When I lived in Brighton, Bath, Dorset, Stratford and Salisbury it seemed as if something crazy was happening every day. It was the usual mix of youth, hormones, absence of supporting family/old friends and neglect of self-care, and the effect was similar to wandering through an episode of Eastenders in full swing. Or Days of our Lives if you’re American, minus the Exorcism scenes (just).

Anyway, I arrived at my friend’s house in Brighton to see a police car waiting outside. Helen invited me in with a worried expression and I followed her tiny frame into the front room. She and her housemate Nikki, along with a distraught and crying girl I’d never seen before, were giving statements to one very earnest policeman while their female lodger wailed to another in a different room. “Bloody Hell,” I thought, “What is it this time?”

“She was being horrible to her girlfriend again,” Helen explained, indicating the lodger making all the noise from the other room, “and when I told her not to she just went mad and attacked me!” Helen did indeed look shaken and angry.

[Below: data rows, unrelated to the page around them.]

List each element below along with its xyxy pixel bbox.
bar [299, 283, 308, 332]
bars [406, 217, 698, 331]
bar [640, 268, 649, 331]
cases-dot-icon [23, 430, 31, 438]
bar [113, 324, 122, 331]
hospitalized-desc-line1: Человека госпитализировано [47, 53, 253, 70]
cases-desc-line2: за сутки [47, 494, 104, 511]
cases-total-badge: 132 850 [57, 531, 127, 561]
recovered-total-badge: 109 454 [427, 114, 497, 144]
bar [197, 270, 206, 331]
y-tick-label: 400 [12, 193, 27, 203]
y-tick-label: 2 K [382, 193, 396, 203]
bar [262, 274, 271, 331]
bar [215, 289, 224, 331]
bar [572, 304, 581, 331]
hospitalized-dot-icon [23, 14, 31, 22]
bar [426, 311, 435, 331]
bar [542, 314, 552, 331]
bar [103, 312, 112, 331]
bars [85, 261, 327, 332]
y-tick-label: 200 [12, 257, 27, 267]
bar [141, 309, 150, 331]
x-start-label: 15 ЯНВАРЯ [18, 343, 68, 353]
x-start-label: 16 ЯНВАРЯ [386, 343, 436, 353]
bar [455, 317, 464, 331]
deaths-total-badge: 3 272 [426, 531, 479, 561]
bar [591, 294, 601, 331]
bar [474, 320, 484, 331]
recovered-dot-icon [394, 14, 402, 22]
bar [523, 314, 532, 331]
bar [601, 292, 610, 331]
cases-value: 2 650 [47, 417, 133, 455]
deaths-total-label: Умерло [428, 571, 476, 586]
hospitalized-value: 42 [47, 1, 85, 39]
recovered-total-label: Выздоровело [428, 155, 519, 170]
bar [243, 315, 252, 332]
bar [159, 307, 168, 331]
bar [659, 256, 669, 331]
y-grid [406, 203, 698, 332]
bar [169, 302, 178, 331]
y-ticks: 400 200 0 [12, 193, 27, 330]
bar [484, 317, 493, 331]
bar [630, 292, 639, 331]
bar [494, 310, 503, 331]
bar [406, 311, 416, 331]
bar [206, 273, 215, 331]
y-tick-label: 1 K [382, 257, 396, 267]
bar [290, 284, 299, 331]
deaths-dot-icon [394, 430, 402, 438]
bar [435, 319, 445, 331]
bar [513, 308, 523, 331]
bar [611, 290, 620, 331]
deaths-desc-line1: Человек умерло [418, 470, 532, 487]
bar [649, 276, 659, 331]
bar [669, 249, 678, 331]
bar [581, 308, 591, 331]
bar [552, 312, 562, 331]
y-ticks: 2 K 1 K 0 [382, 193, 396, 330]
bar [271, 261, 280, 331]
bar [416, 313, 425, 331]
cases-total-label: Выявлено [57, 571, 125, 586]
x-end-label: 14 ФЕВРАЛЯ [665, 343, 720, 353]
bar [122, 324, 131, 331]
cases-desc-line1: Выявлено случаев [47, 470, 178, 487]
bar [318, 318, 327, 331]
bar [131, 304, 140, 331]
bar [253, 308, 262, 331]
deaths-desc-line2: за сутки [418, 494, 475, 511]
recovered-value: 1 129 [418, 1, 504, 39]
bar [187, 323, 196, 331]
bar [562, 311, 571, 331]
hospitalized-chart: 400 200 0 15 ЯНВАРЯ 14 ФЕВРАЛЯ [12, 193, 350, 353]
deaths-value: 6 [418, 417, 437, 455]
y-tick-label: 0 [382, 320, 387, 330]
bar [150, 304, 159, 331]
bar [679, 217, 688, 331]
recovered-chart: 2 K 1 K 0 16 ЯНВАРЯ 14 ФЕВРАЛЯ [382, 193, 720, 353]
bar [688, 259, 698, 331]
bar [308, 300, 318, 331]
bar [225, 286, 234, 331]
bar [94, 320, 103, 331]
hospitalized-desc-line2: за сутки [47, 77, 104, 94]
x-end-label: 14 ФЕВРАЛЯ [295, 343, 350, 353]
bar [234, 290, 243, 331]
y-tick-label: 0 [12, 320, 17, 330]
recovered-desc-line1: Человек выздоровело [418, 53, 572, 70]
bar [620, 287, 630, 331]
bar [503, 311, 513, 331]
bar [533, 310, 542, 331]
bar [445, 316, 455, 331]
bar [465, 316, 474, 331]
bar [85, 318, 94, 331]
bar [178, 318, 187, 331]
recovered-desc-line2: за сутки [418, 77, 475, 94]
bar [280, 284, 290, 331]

“Oh dear,” I said helpfully.

“Right, well, she’ll be going somewhere else and we’ll be in touch,” the policeman explained as he got up to leave. Helen and Nikki’s lodger left with them and the flat fell into a heavy silence. The girlfriend of said lodger continued to weep.

“Shall I make tea then?” I offered, hurrying into the kitchen.

When everyone but the crying girl had the warm cups in their hands Helen explained that their lodger had been increasingly unpleasant to her girlfriend and Helen, always unwilling to ignore mistreatment, had had enough, leading to the attack. “You need to forget about her,” she said.

The girlfriend seemed to digest Helen’s advice. As I sipped at my tea she threw herself bodily against me and grappled me in a hug I wouldn’t give to my closest friends. Her tears dripped onto my shoulder. What could I do but hug back and stare fearfully at Helen, who bit her lip?

The hours passed, the sun rose high and soon she seemed to feel better. When she left we were all assured that tomorrow was a new day, that all would be well, and that she would begin a new life. That evening Helen got a call saying they’d got back together.